I kicked off the script late one evening, with no idea how long it was going to take. It was moving at a pretty reasonable clip, sending about 1 request every second or two. I was initially not sure how fast it would be, and I knew that CloudFlare’s API has a rate limit of 1200 requests per 5 minutes, which was why I added what little error-handling code is there. Hopefully it would continue moving along if it was rate limited. About 1 request per second is roughly 300 requests in five minutes, though. No where near close to the rate limit. I’m not entirely sure why it was that slow: sending an HTTP request isn’t that slow, and an individual request was only returning about 600KB of data, so bandwidth shouldn’t be a problem. I suspect the bottleneck may have been parsing JSON, but it wasn’t slow enough that I actually bothered trying to profile or optimize anything. Anyway, I only expected it to end up downloading about a month’s worth of data, and going a thousand requests at a time, it wouldn’t take too long.

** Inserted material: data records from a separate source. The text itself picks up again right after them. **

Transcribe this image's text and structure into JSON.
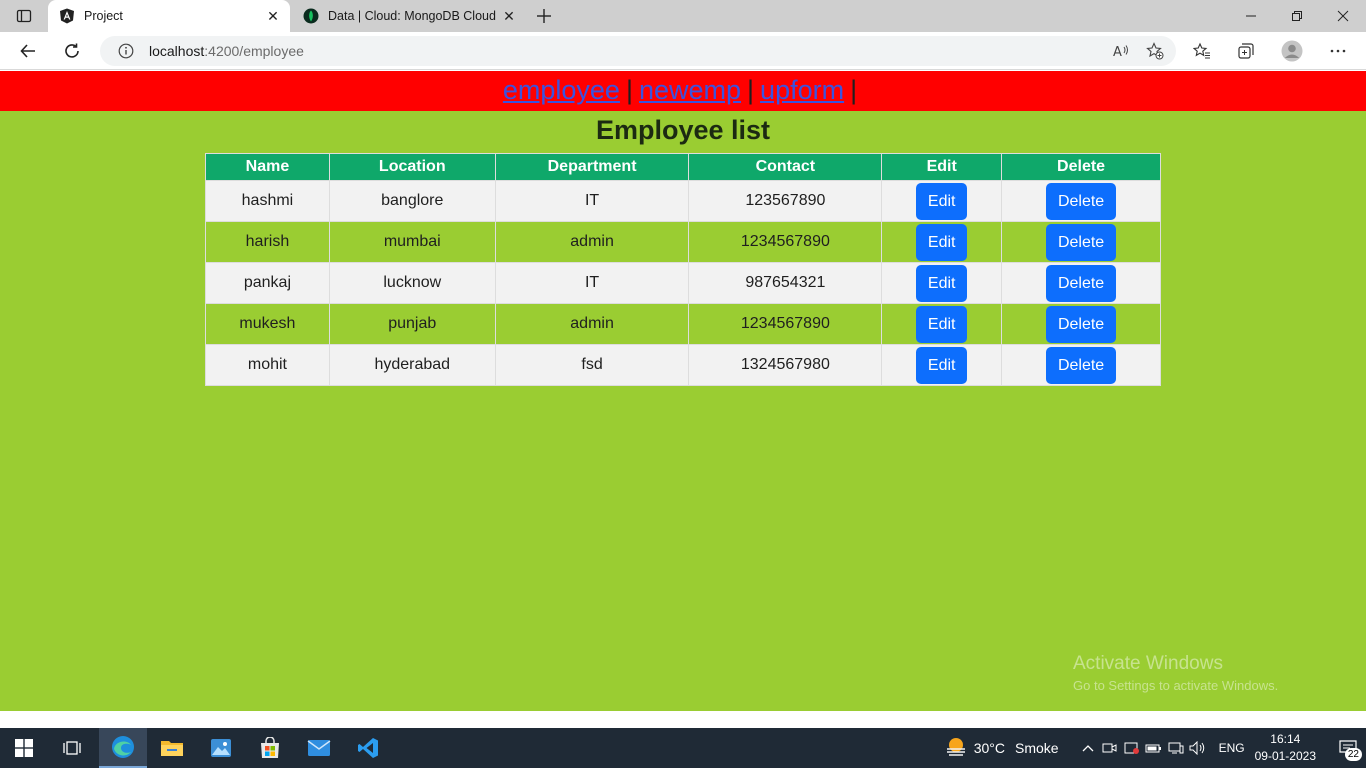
{
  "browser": {
    "tabs": [
      {
        "title": "Project",
        "active": true,
        "icon": "angular-icon"
      },
      {
        "title": "Data | Cloud: MongoDB Cloud",
        "active": false,
        "icon": "mongodb-leaf-icon"
      }
    ],
    "url_host": "localhost",
    "url_path": ":4200/employee"
  },
  "nav": {
    "links": [
      "employee",
      "newemp",
      "upform"
    ],
    "separator": "|"
  },
  "page": {
    "title": "Employee list"
  },
  "table": {
    "headers": [
      "Name",
      "Location",
      "Department",
      "Contact",
      "Edit",
      "Delete"
    ],
    "rows": [
      {
        "name": "hashmi",
        "location": "banglore",
        "department": "IT",
        "contact": "123567890"
      },
      {
        "name": "harish",
        "location": "mumbai",
        "department": "admin",
        "contact": "1234567890"
      },
      {
        "name": "pankaj",
        "location": "lucknow",
        "department": "IT",
        "contact": "987654321"
      },
      {
        "name": "mukesh",
        "location": "punjab",
        "department": "admin",
        "contact": "1234567890"
      },
      {
        "name": "mohit",
        "location": "hyderabad",
        "department": "fsd",
        "contact": "1324567980"
      }
    ],
    "edit_label": "Edit",
    "delete_label": "Delete"
  },
  "watermark": {
    "line1": "Activate Windows",
    "line2": "Go to Settings to activate Windows."
  },
  "taskbar": {
    "temperature": "30°C",
    "weather_text": "Smoke",
    "language": "ENG",
    "time": "16:14",
    "date": "09-01-2023",
    "notification_count": "22"
  },
  "colors": {
    "nav_bg": "#ff0000",
    "page_bg": "#9acd32",
    "table_header": "#0fa86a",
    "button": "#0d6efd",
    "link": "#3a53e0"
  }
}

Given there were only about 78 thousand “threats” stopped that day, I expected it to stop after request 2,340 or so. But it hit that mark, and just kept going, downloading data from thousands and thousands more events. It continued running for about 30 minutes, showing no sign of slowing down. By this point, it was late enough that I wanted to go to sleep soon: I had work the next day and didn’t want to baby sit this script all night. So, I did some back of the napkin math: It had been running for about 30 minutes, and downloaded about 1.8 gigabytes of data. Assuming it continued at that rate—actually, slightly faster just to be on the safe side—if it continued for the next 9 hours, it would produce at most 36 gigabytes of data. I was reasonably confident in this, as there was no way for it to speed up appreciably (at least, if the bottleneck was JSON parsing as I suspected). I actually stayed up another half an hour or so, by which point it had downloaded 3.3 gigabytes of data, for about 5 million requests. So, I went to sleep, knowing that even if it downloaded vastly more data than I expected, I wasn’t going to run out of disk space.

As it turned out, it didn’t actually run that much longer. After another 30 minutes or so, having downloaded 5.67 gigabytes of data and a total of 9.54 million requests, it finally emitted the 'before' cursor not present. Done. message and stopped. Which is how I found it the next morning, alongside a nearly 5.7 gigabyte folder containing 9,551 JSON files.

This is a great deal more than the one month of data I expected it to output. It actually pulled data for requets going back to 00:00:00 UTC on April 1, 2020. That’s more than three months worth of data, despite the CloudFlare dashboard showing only information going back 1 month at most. Somewhat interestingly, the CF API continued returning cursors for earlier data. But when requsts were made with those cursors, no data was returned. The API sent back empty responses with no data but earlier and earlier cursors, ultimately going back to August 1, 2019.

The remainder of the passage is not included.